My stomach turns uneasily. I told myself I never wanted to hear his name again, but I’m a liar. But it’s not only my stomach that’s irritated because the tiny hairs on the back of my neck begin stand like pins for some reason.
“When did he say this?”
“What?”
“When did Deveraux tell you love sucks?”
“Tonight,” he answers quietly. Carefully. “I, er, saw him, actually. I told him about my new job. And he said love is tough, but if you really want it, you’ll move heaven and earth to make it work.”
“That’s what he said?”
Tod nods, his silence no doubt an indication of his understanding that I’m about to call him a traitorous shit.
“Who introduced you to the bigshot designer, Tod?”
“Ah.” Tod rolls his lips together as though in contemplation. “Well, I don’t exactly remember,” he says, pulling on his ear.

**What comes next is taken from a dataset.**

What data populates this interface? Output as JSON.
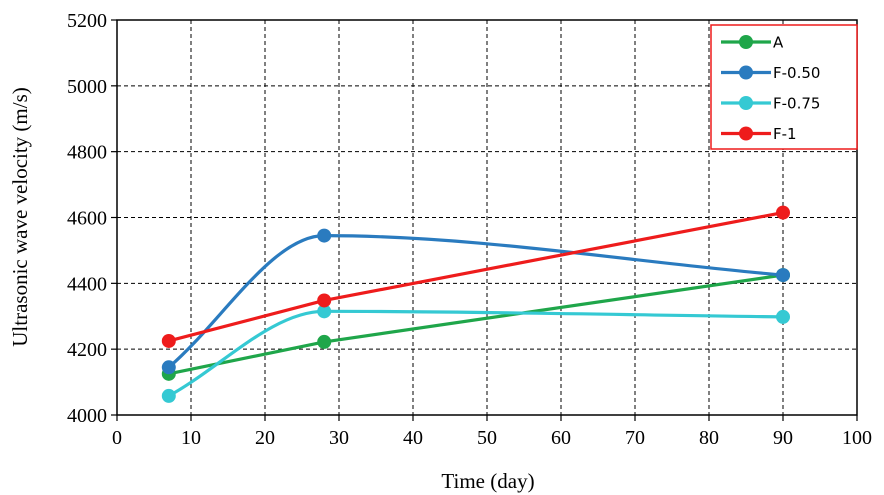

“Because it was so long ago?”
“Maybe.”
“Like, an hour? Two?”
“I’ve had a drink!”
I angle my head. “Who introduced you to them, dipshit?”
“Deveraux. I wasn’t going to tell you because the sound of his name causes you pain.”
“Really?” I deadpan.
“And also because he said if I wanted to impress you, I probably shouldn’t tell you he had a hand in it.”
A hand? More like a bloody great foot.
“He knows the only reason I never told you I loved you was because I thought you were too good for me.”
“Nope.” Bending my knees, I swing them around Tod.
“What do you mean no? Where are you going?”
“I’m going to take a leaf out of this book,” I say, closing it carefully and setting it on the coffee table. “I’m going to go murder my husband.”